6. Emerging Directions and Open Challenges
Key frontiers for spoken dialogue modeling include:
- Full-duplex synchronization: Real-time systems require architectures capable of cognitive parallelism—encoding and generating audio simultaneously with minimal latency—with emergent behavioral arbitration and robust interruption management (Chen et al., 18 Sep 2025).
- Unified modeling: Moving toward end-to-end, text-free approaches that jointly plan response content and prosody, leveraging LLM-scale models for both semantic and phonological generation (Zhou et al., 2023, Park et al., 12 Jun 2024).
- Multimodal and multimodal learning: Incorporation of visual cues, gestures, and face-to-face synthesis substantially improves robustness in noise and user engagement (Park et al., 12 Jun 2024).
- Advanced tokenization: Transitioning to hybrid tokenizers (combining semantic and acoustic features) and low-frame-rate representations to balance compression and expressivity (Ji et al., 15 Nov 2024).
- Improved reward learning and RLHF: Human feedback and preference optimization for tuning speech quality and safety criteria are underexplored but required for practical deployment.
- Evaluation standardization: There is a critical need for shared, multi-domain, open-source benchmarks and measurement suites that reflect both interactive naturalness and downstream task success (Si et al., 2023, Ji et al., 15 Nov 2024).
7. Synthesis and Outlook
The WavChat research landscape encompasses deterministic modular cascades, advanced neural architectures for streaming, full-duplex interaction, and multi-modal generation.

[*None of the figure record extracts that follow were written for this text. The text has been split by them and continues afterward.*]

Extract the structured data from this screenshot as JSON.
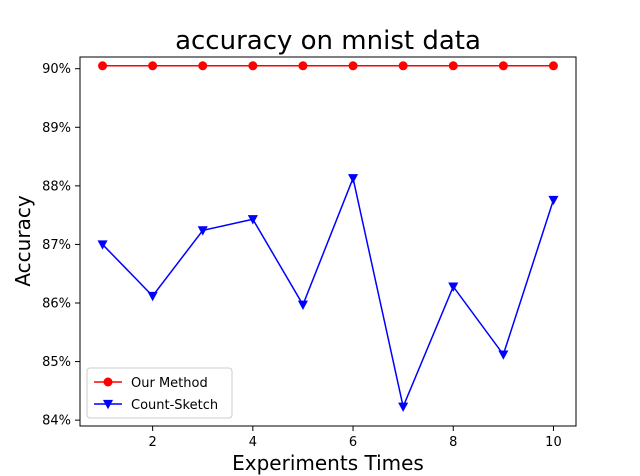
{
  "chart_data": {
    "type": "line",
    "title": "accuracy on mnist data",
    "xlabel": "Experiments Times",
    "ylabel": "Accuracy",
    "x": [
      1,
      2,
      3,
      4,
      5,
      6,
      7,
      8,
      9,
      10
    ],
    "xticks": [
      2,
      4,
      6,
      8,
      10
    ],
    "xtick_labels": [
      "2",
      "4",
      "6",
      "8",
      "10"
    ],
    "yticks": [
      84,
      85,
      86,
      87,
      88,
      89,
      90
    ],
    "ytick_labels": [
      "84%",
      "85%",
      "86%",
      "87%",
      "88%",
      "89%",
      "90%"
    ],
    "xlim": [
      0.55,
      10.45
    ],
    "ylim": [
      83.9,
      90.2
    ],
    "grid": false,
    "legend_position": "lower-left",
    "series": [
      {
        "name": "Our Method",
        "values": [
          90.05,
          90.05,
          90.05,
          90.05,
          90.05,
          90.05,
          90.05,
          90.05,
          90.05,
          90.05
        ],
        "color": "#ff0000",
        "marker": "circle"
      },
      {
        "name": "Count-Sketch",
        "values": [
          87.0,
          86.12,
          87.24,
          87.43,
          85.97,
          88.13,
          84.23,
          86.28,
          85.12,
          87.76
        ],
        "color": "#0000ff",
        "marker": "triangle-down"
      }
    ]
  }
}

There is clear evidence that self-supervised and cross-modal learning unlocks robust representations for speech perception and production. Token-based and hybrid models bridge symbolic reasoning with prosodic and paralinguistic control, while benchmarks such as SpokenWOZ and MultiDialog drive research on ASR error tolerance, slot reasoning, real-time turn-taking, and expressive interaction (Ji et al., 15 Nov 2024, Si et al., 2023, Park et al., 12 Jun 2024).
Despite these advances, pressing challenges persist: seamless full-duplex integration, interpretability, robust few-shot/generalization, and reproducible evaluation. Addressing these will require harmonized efforts in architectural design, data collection, open evaluation, and human-in-the-loop preference optimization to realize conversational agents that truly “hear, think, and speak” in natural, synchronous dialogue (Ji et al., 15 Nov 2024, Chen et al., 18 Sep 2025).